When this too, failed, my mother intervened. She was sitting in front of the mirror doing her make up, the most important ritual of her day. Without it she never set foot outside the door, not even to bring in the milk. I didn’t think she’d noticed me, but suddenly she fixed me with that stare of hers, the one that looked like Joan Crawford trying to play Medea, and announced, ‘I see you’ve still got your warts.’
She could see them from across the room? I was horrified. What next? Maybe they’d become luminous. ‘I’m sorry. I’ve tried everything to get rid of them.’
‘Clearly you haven’t or they’d be gone by now. Have you tried selling them? And close your mouth, I don’t want to see your tonsils.’
Impossibly glamorous always, she turned back to her mirror. She was the only person I’ve ever known who could put on lipstick while still smoking a cigarette in an ivory holder.
‘Selling them? How do I do that?’
‘The same as you sell anything. Find a buyer.’
‘But nobody’s going to be daft enough to buy warts… Are they?’
‘They might, if they don’t know what they’re buying.’
‘But who do I sell them to?’
‘How should I know?’ Already she was irritated, and began brushing hard at her eyelashes using what looked like a miniature toothbrush and a tiny block of solid mascara. By the time she finished they’d curl up into her eyebrows. ‘Sell them to Susan, she won’t mind. Go on.’
Now there she was wrong. Susan would mind. She lived up the road and was the sort of girl who minded when anyone jumped in a puddle and splashed her socks. She prided herself on her pale skin and well manicured hands. But of course, my mother knew that. She also knew that Susan didn’t believe in wart charming or anything that couldn’t be sold in a department store.
So when I went up to Susan later that day and said ‘D’you want to buy some warts?’ she merely shook her head and smiled in that superior way of hers and laughed. ‘Of course not! Don’t be silly, you can’t sell a wart.’
‘I bet I can.’
‘No. You can’t.’
‘Can.’
‘Can’t. Nobody can. I’ll prove it to you. I’ll buy them.’ She leaned closer, and I could see she’d powdered her face. Specks fluttered on her pale moustache. ‘And if they haven’t gone from your hands two weeks from today, you owe me ten times what I paid for them.’

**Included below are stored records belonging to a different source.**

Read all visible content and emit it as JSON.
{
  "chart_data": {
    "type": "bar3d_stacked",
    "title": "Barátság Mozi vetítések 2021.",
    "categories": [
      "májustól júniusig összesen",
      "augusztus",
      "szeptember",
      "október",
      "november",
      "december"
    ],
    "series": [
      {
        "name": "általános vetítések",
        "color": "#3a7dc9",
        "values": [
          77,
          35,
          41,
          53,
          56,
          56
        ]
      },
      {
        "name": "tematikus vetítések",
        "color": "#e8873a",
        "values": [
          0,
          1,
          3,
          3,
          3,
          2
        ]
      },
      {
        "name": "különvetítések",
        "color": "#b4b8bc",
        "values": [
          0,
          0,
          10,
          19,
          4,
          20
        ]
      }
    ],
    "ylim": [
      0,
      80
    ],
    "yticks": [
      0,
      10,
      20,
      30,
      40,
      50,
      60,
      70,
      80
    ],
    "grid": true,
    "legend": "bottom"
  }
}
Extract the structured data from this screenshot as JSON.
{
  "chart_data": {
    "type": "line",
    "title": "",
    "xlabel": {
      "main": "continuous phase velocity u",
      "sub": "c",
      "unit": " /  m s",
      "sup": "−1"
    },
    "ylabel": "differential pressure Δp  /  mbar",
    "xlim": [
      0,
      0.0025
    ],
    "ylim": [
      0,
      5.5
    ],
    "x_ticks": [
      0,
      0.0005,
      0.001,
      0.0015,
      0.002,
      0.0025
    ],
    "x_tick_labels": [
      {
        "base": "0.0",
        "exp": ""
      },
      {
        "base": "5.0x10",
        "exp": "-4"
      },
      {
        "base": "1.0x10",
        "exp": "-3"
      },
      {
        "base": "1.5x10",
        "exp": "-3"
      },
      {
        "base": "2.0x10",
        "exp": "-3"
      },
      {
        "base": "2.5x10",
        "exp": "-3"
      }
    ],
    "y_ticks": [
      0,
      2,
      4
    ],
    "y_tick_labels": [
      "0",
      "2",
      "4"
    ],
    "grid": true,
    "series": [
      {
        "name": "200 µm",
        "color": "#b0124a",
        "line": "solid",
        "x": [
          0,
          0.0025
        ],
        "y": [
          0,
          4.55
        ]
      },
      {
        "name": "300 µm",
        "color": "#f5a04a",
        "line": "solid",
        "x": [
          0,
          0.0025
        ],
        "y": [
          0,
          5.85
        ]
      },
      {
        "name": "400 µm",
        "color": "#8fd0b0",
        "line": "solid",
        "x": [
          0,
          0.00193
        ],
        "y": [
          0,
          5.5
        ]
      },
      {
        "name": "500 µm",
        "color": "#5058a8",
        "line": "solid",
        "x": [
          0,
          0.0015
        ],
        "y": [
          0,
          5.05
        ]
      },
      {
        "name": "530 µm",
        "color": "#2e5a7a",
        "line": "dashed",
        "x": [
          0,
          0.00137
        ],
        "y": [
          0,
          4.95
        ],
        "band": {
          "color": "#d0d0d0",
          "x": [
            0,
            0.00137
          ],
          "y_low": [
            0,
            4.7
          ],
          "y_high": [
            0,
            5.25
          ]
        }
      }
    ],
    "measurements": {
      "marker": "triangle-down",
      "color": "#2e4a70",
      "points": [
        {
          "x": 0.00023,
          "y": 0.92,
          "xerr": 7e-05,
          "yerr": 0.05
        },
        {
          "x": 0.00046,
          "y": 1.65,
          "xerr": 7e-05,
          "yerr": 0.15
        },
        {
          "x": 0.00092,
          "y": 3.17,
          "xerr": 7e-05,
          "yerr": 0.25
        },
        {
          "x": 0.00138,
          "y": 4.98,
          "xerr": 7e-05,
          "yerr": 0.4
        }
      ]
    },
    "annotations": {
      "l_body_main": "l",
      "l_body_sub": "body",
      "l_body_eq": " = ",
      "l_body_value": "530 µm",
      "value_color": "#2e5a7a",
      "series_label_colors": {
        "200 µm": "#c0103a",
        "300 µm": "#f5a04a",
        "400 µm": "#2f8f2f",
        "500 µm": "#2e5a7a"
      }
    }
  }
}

‘Give me sixpence then.’ I was reckless, maddened by warts.
‘No.’
‘Thruppence?’
‘No.’
‘Penny?’
‘No.’
I was running out of currency. The farthing had been abolished the previous year. ‘What about a ha’penny? Look, there’s one on the floor!’ Secretly I blessed whoever had gone by and dropped a ha’penny without bothering to look for it.
Susan went over and picked it up, using her hanky to protect her from its germs. Rumour had it she used to boil her pocket money before she’d touch it. ‘Here you are then.’
And that was how I sold my warts. A week later they had all vanished from my hands and a week after that I saw Susan coming out of the Chemist’s with her mother, her hands covered in sticking plasters. The pair of them scowled and crossed the road when they saw me.
My aunt was thrilled and ceremonially unlocked her sideboard. Inside there were dozens of chocolate bars and bags of toffees. A spider dangled above them like a grab-a-toy game in the Penny Arcade. She picked out and gave me the largest bar, together with a big hug.
‘She’s like you,’ I heard her telling my mother later, when she didn’t think I was around, ‘Don’t you think? I mean, she can do what you do.’ My aunt’s voice was soft with awe.
‘Maybe. It’s early days.’
My aunt, bless her, still persisted on my behalf. ‘With a little training-’
‘We’ll have to see.’
I remember feeling warm and proud that I had somehow pleased my mother. It was only years later that I realised her pleasure lay not in the fact I’d finally succeeded in charming my warts away, but because I had passed them on to somebody else.